Praktycznie żadnej licencji oprogramowania nie wolno odsprzedać, to nie tyczy się tylko gier i się z tym zgadzam.
Ten zakaz w EULA jest niezgodny z prawem EU. W EU mozesz odpsrzedac kazde fizyczne dobro ktore zakupisz. Czyli licencje w postaci klucza na papierze, mozna jak najbardziej sprzedac dalej.
Orcale juz jedna sprawe, w EU przegrało, bo ktos odsprzedawał ich starsze oprogramowanie.
I dobrze tak chujom.
Jeśli myslicie, ze Steam, MS etc zli, to chyba nie nigdy Oracle nie widzieliscie.
Cytuj:
Coś w tym jest - kupujesz licencję na Unreal Engine 3, robisz grę a potem odsprzedajesz ten silnik. Kompletnie bezsensu.
Teoretycznie tak. W praktyce, sprawa wyglada troche inaczej. Bo silnik w samo sobie nie posiada żadnej wartosci. Licencje kupujesz na to, ze bedzie mogl stworzyc jedna lub wiecej gier na danym silniku. W momencie ktorym tworzysz i publikujesz gre, licencja zostaje zużyta i nie mozesz dalej jej rozpowszechniać.
W przypadku Orcale (jak juz przy tym jestesmy), Kiedy odsprzedajesz licencje dalej, to nie mozesz już z niej korzystać, bo nie nalezy do ciebie (w świetle werdyktu sądu w EU).

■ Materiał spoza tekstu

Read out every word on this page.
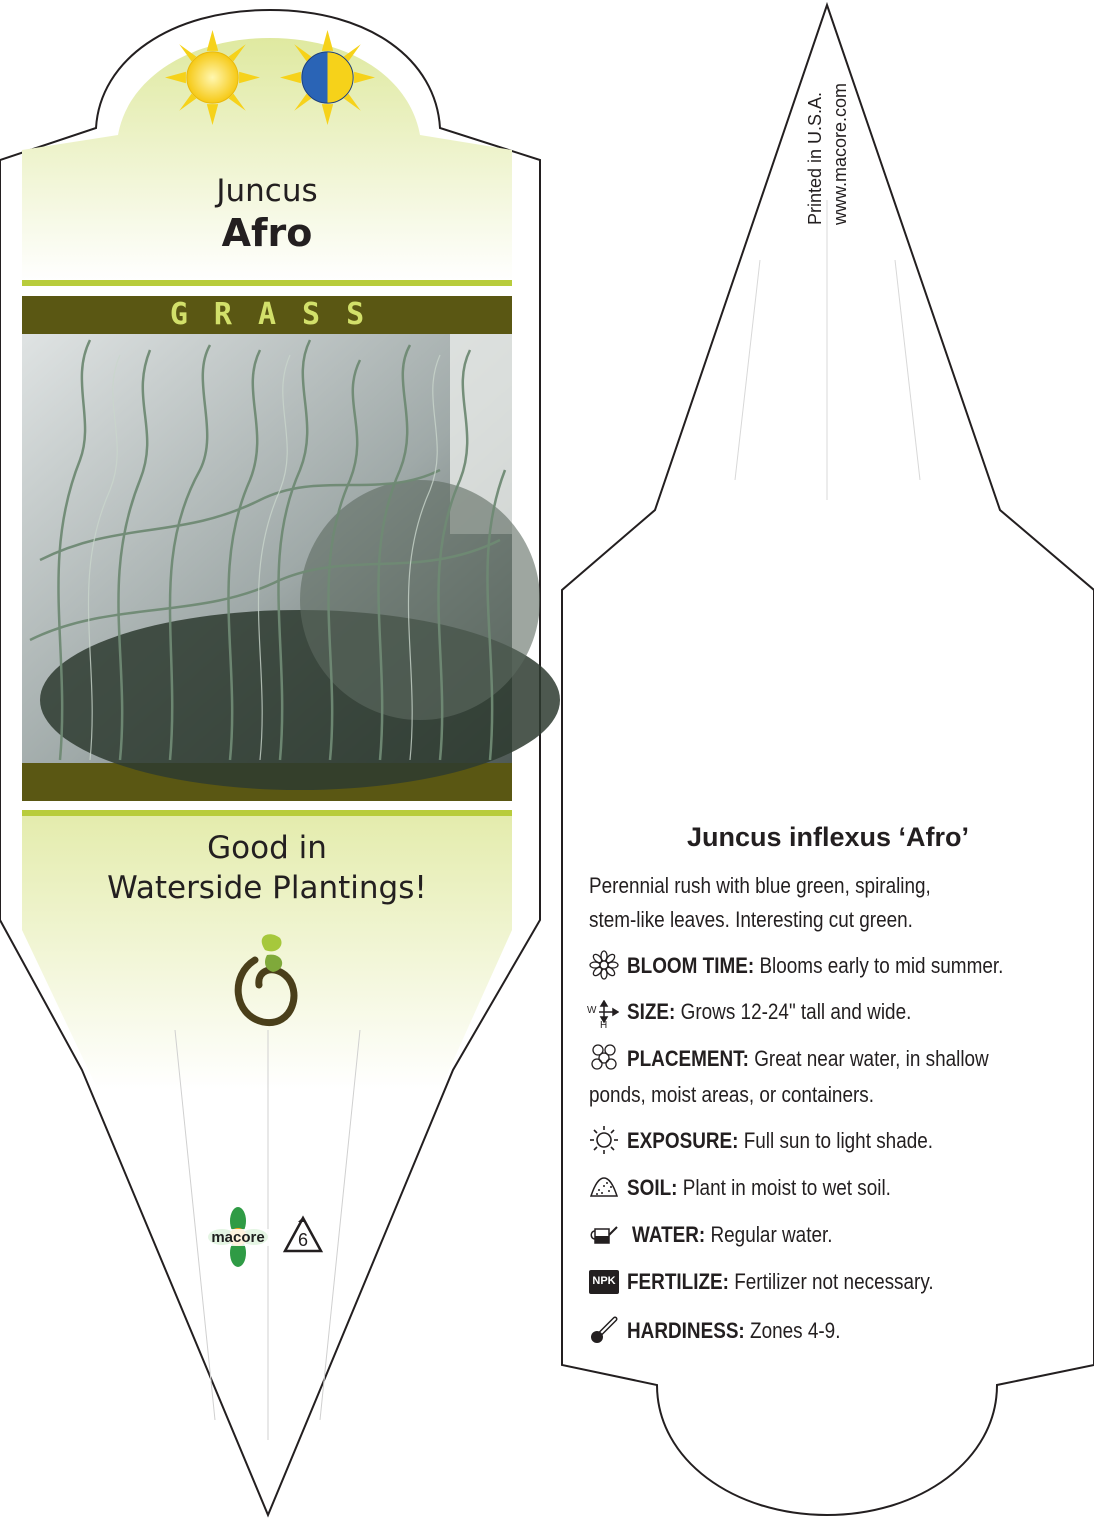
Juncus
Afro
GRASS
Good in
Waterside Plantings!
macore	6
Printed in U.S.A. www.macore.com
Juncus inflexus ‘Afro’
Perennial rush with blue green, spiraling,
stem-like leaves. Interesting cut green.
BLOOM TIME: Blooms early to mid summer.
W
H
SIZE: Grows 12-24" tall and wide.
PLACEMENT: Great near water, in shallow
ponds, moist areas, or containers.
EXPOSURE: Full sun to light shade.
SOIL: Plant in moist to wet soil.
WATER: Regular water.
NPK FERTILIZE: Fertilizer not necessary.
HARDINESS: Zones 4-9.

W przypadku silnika, korzystasz z danej licencji tak długo, jak gra jest w jakikolwiek sposob dostepna do uzytku.
Zreszta odsprzedawanie licencji na SDK do głupota. Epic chetnie by ci zworcil cała kase jakbys nie był zadowolony, albo by sie postarał zebys był. A odsprzedać i tak bys musiał taniej ;p.